Experimental investigation into the damage evolution of sandstone under decreasing-amplitude stress rates and its implications for coalbed methane exploitation

Coalbed methane (CBM) in the overlying strata of coal mines is recognized as an important alternative clean energy source. Under constant and cyclic loading of overlying strata, the mechanical response of sandstone is vital in determining the best stress-relief CBM exploitation position. In this paper, cyclic uniaxial compression tests were conducted in sandstone subjected to different decreasing-amplitude rates. First, the irreversible strain shows a rapid increase and a steady trend in this specific unloading path. The stress–strain response shows that the cumulative damage in the cyclic-unloading stage is not apparent when compared with constant-amplitude and increasing-amplitude loading and is not likely to lead to failure.

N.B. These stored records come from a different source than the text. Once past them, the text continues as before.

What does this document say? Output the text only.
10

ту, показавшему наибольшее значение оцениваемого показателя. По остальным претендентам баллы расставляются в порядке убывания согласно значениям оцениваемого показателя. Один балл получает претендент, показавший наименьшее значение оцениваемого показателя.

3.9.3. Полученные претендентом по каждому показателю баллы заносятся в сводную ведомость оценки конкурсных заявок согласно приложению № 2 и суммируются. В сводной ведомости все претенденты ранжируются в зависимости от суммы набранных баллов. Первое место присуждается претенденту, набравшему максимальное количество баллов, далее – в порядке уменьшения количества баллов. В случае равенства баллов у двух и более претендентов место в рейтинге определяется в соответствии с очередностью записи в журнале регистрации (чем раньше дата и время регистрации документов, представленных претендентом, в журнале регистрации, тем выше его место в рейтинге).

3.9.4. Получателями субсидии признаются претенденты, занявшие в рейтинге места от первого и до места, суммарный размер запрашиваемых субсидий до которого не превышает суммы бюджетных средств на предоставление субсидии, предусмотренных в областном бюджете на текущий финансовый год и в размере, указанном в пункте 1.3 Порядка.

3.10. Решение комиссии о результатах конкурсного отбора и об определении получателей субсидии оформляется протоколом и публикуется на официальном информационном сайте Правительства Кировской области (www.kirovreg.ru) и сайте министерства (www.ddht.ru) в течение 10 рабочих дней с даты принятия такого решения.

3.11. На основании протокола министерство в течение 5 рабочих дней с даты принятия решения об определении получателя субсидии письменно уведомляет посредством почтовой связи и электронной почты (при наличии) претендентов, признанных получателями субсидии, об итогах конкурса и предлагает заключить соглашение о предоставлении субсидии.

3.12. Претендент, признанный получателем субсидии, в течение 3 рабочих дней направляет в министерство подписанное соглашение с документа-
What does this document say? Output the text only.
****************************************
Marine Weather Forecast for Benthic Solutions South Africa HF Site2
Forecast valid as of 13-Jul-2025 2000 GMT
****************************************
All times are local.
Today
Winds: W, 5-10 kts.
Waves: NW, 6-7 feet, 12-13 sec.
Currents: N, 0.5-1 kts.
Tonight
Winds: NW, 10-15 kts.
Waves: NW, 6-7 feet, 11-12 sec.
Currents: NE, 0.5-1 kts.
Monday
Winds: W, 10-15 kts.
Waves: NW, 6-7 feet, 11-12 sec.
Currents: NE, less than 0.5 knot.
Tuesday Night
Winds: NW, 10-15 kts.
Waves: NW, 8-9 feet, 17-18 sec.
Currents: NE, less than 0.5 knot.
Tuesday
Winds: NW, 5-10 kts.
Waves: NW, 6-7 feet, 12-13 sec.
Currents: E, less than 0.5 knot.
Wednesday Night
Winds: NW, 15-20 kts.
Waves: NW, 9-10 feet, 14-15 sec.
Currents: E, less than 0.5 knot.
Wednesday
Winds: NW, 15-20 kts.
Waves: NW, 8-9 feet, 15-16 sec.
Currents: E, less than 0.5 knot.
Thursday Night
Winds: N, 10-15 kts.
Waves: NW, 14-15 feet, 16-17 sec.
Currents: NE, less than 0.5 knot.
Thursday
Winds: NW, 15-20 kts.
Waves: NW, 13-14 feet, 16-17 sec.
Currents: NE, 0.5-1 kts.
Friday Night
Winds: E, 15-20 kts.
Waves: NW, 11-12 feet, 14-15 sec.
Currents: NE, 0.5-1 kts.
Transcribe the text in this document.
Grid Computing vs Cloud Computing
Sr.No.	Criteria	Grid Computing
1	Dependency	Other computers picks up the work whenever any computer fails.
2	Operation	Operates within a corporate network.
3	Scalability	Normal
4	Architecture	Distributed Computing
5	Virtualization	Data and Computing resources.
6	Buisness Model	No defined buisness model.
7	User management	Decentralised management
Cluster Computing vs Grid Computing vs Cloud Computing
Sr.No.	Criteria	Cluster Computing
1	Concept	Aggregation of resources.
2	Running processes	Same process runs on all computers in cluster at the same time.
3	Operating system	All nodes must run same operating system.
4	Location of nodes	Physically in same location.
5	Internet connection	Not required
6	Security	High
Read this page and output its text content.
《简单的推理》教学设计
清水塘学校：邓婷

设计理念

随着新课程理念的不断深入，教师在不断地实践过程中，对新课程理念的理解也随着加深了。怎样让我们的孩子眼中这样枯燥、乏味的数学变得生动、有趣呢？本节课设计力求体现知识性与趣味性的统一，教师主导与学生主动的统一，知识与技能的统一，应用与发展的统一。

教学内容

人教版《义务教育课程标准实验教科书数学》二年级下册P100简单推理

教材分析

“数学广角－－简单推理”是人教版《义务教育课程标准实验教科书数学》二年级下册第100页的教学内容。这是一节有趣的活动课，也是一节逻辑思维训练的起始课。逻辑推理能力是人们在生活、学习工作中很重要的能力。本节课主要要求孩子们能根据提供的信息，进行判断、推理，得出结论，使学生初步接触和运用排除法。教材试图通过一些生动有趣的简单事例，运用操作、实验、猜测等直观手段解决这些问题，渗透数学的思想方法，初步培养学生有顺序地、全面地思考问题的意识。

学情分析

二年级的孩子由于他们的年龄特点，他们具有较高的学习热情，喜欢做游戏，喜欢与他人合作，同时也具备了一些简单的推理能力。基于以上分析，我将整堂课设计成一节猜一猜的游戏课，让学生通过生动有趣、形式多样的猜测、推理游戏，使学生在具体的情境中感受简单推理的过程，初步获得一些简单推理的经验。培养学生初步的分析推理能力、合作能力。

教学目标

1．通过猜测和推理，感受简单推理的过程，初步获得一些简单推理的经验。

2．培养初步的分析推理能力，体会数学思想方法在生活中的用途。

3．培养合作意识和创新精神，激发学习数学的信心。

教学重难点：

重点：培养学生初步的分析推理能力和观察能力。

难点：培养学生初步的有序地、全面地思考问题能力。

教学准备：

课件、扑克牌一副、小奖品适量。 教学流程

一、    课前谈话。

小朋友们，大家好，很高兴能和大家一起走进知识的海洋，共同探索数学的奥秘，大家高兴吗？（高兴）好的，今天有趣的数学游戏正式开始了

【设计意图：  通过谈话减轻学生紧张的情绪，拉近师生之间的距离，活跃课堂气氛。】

Then, the gap between the loading and unloading elastic moduli is narrowed at higher stress levels as the cycle number increases. However, these property gaps are not apparent at lower stress levels. Therefore, obvious boundaries may exist between different stress stages. In addition, with a decrease in input energy, the proportion of elastic energy shows a clear linear-decreasing trend. The plastic energy illustrates the opposite trend. The energy proportion is a good indicator for unloading under the constant-fatigue loading path and can describe the procedure well. This loading path is determined to be nonlinear based on other damage indicators, such as elastic moduli and irreversible strain. These results imply that at a higher position in the fractured zone, the overlying strata damage is more evident than observed elsewhere under the same disturbance.